Os ideólogos da pobreza

Henrique Raposo (www.expresso.pt)
Quinta feira, 15 de março de 2012 

Ao longo das últimas décadas, a tal globalização (a alcunha da nossa ordem internacional) retirou centenas de milhões da pobreza. Centenas de milhões. Na Ásia, na América do Sul e até em África. Porém, o complexo industrial da pobreza & ajuda continua a negar ou a desprezar este facto. Em 2012, o mundo está melhor do que estava em 2002 ou 1992. Ainda há dias, a ONU declarou que os objectivos do milénio foram alcançados. Mas isso não vende. O que vende são coisas como este livro de Jeffrey Sachs, que consegue falar de pobreza à escala mundial sem dar destaque a um pormenor: o aumento brutal da classe média mundial nas últimas décadas. Sachs diz que "mais de 8 milhões de pessoas por todo o mundo morrem a cada ano porque são demasiado pobres para permanecerem vivas". Isto é horrível? Sim. Mas há dez anos morriam mais pessoas. Há vinte anos morriam ainda mais. E há trinta morria toda a gente. Este tipo de livro dá a ideia de que nada mudou, aliás, dá a ideia de que as coisas mudaram para pior. Há um nome para isto: desonestidade intelectual.
Além do pouco respeito pelo facto central da política mundial do nosso tempo (centenas e centenas de milhões fora da pobreza), Sachs revela o velho complexo eurocêntrico. O esquema mental e moral de Sachs vê o "outro" num estado de completa dependência económica e até moral do homem ocidental. Se nós não ajudarmos com a nossa caridade, o "outro" vai morrer à fome. Sem nós, o "outro" é uma criança indefesa. Repare-se que Sachs mostra este tipo de paternalismo no exacto momento histórico em que o "outro" começa a caminhar pelo seu pé e a desafiar o Ocidente no campo económico. Enquanto Sachs diz que o resto do mundo precisa da nossa ajuda, o tal resto do mundo ergue-se e emancipa-se do paradigma de dependência. Bom sentido de oportunidade, sim senhor. 

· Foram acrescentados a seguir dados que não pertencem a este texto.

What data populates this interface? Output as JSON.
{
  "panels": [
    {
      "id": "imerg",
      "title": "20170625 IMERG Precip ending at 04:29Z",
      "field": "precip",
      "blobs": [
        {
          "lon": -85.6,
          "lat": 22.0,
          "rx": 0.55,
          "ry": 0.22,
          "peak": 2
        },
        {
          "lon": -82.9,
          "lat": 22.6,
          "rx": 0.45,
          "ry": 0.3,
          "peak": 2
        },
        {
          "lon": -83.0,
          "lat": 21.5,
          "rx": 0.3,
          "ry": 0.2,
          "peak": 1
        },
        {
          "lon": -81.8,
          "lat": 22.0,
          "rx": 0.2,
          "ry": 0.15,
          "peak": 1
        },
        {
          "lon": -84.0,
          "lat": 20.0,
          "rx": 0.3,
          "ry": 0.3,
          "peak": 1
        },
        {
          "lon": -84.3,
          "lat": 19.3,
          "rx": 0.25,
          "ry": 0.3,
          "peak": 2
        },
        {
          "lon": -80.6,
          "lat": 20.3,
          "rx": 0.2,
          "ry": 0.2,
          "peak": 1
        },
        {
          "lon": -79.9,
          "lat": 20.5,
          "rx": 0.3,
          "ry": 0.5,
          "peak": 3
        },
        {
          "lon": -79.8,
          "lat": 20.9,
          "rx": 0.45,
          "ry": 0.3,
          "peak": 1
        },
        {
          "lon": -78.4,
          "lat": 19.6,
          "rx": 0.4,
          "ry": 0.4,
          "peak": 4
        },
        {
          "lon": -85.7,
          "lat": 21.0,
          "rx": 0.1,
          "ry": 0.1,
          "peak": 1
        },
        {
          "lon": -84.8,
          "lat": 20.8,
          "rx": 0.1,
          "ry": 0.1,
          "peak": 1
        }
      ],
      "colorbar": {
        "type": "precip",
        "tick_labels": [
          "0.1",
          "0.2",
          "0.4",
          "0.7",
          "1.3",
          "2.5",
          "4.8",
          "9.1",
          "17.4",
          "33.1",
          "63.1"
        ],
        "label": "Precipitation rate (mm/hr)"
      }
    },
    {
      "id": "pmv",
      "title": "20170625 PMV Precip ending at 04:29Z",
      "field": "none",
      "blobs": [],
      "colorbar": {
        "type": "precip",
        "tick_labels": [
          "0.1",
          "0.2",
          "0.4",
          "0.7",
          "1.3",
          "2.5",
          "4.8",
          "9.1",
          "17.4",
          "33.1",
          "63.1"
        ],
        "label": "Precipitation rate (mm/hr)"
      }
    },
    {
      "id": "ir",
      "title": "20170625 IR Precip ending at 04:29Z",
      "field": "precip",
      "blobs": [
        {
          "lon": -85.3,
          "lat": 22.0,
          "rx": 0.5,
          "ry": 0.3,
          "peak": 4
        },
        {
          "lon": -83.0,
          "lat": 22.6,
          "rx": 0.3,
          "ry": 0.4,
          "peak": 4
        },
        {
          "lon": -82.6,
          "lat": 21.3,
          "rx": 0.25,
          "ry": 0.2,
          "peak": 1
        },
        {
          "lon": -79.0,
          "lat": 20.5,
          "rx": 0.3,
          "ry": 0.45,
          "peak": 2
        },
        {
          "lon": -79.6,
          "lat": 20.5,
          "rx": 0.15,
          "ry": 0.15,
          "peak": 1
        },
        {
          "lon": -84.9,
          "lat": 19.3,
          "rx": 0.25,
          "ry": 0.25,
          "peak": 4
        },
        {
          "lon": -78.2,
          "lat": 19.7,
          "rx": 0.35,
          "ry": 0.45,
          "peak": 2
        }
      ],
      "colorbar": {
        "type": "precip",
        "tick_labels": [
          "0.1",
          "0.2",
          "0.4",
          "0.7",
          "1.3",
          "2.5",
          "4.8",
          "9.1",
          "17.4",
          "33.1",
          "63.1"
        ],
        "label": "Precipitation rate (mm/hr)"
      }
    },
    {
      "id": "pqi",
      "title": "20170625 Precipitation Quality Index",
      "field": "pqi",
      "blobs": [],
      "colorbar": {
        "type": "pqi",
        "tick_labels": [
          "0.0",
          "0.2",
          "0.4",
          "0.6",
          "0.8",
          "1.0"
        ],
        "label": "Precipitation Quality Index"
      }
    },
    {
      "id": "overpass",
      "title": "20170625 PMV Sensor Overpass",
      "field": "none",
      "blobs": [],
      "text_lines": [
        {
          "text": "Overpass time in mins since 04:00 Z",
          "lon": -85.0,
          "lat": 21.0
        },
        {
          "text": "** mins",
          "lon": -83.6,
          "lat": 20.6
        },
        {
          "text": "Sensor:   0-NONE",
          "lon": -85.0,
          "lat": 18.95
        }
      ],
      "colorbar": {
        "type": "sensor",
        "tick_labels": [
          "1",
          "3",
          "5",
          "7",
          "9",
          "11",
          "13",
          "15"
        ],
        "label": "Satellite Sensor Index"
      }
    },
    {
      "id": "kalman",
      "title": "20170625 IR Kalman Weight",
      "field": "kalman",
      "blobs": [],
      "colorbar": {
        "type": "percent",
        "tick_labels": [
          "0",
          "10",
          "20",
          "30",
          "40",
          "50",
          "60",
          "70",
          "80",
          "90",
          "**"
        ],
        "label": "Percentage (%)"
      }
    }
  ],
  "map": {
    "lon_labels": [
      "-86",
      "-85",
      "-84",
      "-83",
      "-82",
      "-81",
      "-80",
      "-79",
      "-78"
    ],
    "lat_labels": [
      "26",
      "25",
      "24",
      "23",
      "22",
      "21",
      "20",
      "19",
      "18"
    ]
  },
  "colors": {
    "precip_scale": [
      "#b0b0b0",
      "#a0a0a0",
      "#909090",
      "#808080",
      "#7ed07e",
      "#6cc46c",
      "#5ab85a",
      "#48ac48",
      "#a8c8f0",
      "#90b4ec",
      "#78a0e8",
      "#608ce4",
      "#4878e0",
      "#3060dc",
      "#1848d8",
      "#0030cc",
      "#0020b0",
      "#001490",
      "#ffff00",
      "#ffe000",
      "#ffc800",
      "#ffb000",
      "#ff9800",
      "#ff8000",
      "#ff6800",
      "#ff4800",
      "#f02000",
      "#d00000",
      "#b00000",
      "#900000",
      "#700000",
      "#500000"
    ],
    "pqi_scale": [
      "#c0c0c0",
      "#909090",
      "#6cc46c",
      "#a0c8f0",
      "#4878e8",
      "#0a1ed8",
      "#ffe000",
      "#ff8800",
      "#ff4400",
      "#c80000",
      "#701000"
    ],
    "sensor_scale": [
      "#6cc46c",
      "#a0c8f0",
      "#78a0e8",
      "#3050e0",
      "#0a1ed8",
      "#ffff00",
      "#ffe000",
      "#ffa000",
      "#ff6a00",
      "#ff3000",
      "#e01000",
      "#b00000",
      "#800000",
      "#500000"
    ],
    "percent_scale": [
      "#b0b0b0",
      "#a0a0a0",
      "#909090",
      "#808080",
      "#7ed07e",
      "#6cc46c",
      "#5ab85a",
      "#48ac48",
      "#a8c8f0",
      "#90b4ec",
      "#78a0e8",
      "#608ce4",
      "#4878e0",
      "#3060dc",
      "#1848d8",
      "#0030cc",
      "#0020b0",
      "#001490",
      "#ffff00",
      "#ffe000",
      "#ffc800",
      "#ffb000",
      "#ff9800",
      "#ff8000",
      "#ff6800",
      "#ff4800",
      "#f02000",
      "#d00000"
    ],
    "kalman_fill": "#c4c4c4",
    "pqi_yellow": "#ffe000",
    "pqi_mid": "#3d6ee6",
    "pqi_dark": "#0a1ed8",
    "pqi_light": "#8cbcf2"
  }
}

Existem ainda uns pormaiores que este ideólogo da ajuda despreza com a arrogância típica dos donos da bondade. Como tem salientado Dambisa Moyo, seis décadas de ajuda a África tiveram um efeito nulo. "In the last 50 years, you've spent US$400 billion in aid to Africa. But what is there to show for it?", eis o que costumava dizer um Presidente do Ruanda. Em 1960, os países africanos eram mais ricos do que os países asiáticos. Ao longo de meio século, os africanos receberam toneladas de ajuda, e a sua situação piorou; durante o mesmo período, os asiáticos subiram à primeira divisão mundial sem ajuda. Para terminar, convém frisar que os países africanos que recusaram o modelo da ajuda têm um desempenho económico superior (África do Sul, Bostwana). Mas isto são factos, e os factos não interessam a quem demonstra tanto amor pela boa vontade, pela pureza de coração, pela Humanidade.